QCT involves more radiation than DXA and costs more, so it’s not the first-line test for most people. It’s most useful when DXA results are unreliable, for instance in people with severe arthritis in the spine, or when a CT scan is already being done for another reason and bone density can be assessed from the same images. This “opportunistic” screening is gaining traction as a way to catch osteoporosis in people who might never get a standalone DXA.

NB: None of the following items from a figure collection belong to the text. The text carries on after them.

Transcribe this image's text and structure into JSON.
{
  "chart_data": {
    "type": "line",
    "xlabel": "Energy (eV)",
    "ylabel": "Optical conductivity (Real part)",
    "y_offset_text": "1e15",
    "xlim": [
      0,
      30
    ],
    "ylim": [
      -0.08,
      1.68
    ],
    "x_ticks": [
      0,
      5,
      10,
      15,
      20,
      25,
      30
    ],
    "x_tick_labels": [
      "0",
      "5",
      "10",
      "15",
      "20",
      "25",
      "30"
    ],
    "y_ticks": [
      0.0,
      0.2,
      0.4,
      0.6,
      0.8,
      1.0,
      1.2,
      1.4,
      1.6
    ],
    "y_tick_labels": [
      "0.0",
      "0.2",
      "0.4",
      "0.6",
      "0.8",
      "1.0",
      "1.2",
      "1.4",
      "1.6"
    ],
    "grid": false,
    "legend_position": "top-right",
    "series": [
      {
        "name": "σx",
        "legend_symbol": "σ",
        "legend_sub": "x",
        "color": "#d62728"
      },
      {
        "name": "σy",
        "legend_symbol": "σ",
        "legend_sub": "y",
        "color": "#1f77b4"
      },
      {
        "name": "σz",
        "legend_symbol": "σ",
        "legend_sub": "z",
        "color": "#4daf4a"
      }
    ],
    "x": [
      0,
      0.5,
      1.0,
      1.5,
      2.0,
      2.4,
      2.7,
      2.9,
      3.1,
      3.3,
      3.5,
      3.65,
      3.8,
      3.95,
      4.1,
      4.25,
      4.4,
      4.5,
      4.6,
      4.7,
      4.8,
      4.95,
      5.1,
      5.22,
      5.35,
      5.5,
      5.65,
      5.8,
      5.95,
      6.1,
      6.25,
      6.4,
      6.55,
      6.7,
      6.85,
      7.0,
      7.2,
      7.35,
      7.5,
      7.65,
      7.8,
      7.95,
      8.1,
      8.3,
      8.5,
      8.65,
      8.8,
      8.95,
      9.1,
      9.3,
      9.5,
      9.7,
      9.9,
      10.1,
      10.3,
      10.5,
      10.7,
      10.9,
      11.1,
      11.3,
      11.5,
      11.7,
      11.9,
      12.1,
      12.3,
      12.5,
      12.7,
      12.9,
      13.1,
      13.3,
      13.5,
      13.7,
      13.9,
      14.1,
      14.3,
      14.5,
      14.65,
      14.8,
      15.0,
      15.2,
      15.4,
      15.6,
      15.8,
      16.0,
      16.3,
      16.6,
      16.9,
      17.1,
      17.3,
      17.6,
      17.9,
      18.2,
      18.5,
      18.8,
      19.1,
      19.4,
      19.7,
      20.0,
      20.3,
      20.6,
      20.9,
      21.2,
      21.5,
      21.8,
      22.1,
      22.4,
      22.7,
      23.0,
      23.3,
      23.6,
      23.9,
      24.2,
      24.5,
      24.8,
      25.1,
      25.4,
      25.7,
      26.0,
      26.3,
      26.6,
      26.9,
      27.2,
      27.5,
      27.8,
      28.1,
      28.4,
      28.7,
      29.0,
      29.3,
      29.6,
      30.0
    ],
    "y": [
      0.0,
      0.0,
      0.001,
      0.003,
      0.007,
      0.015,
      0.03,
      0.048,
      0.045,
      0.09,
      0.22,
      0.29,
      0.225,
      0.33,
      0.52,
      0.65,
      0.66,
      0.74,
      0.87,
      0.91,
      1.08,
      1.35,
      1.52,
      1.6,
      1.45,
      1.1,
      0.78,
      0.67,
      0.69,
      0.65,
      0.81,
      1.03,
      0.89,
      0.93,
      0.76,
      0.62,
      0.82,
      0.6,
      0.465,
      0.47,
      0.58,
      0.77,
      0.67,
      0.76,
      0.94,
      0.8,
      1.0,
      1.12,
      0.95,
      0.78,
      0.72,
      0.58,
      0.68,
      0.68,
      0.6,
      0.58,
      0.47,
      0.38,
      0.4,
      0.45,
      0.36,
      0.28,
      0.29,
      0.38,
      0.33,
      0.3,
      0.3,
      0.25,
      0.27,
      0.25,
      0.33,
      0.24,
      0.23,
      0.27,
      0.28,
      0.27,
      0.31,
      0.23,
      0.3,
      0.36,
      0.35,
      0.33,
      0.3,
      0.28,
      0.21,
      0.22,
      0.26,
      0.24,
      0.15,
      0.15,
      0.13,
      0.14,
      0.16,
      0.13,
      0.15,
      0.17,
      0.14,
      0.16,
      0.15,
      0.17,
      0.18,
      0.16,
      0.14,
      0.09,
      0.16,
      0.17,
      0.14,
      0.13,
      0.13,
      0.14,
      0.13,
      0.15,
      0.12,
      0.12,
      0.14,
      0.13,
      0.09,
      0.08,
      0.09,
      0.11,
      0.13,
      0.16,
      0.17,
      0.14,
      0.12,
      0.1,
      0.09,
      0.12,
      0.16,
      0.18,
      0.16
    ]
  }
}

Insurance and How Often to Test
Medicare covers a bone density test once every 24 months if you meet certain criteria: you’re a woman determined to be estrogen-deficient and at risk, your X-rays suggest bone loss or vertebral fractures, you’re taking or about to start steroid medications, you’ve been diagnosed with primary hyperparathyroidism, or you’re being monitored on osteoporosis treatment. More frequent testing is covered when deemed medically necessary.
Most private insurers follow similar rules, covering screening DXA scans for women 65 and older and for younger patients with documented risk factors. If you’re unsure about your coverage, call your insurance before scheduling. The out-of-pocket cost for a DXA scan without insurance typically ranges from $100 to $300, depending on the facility and your location.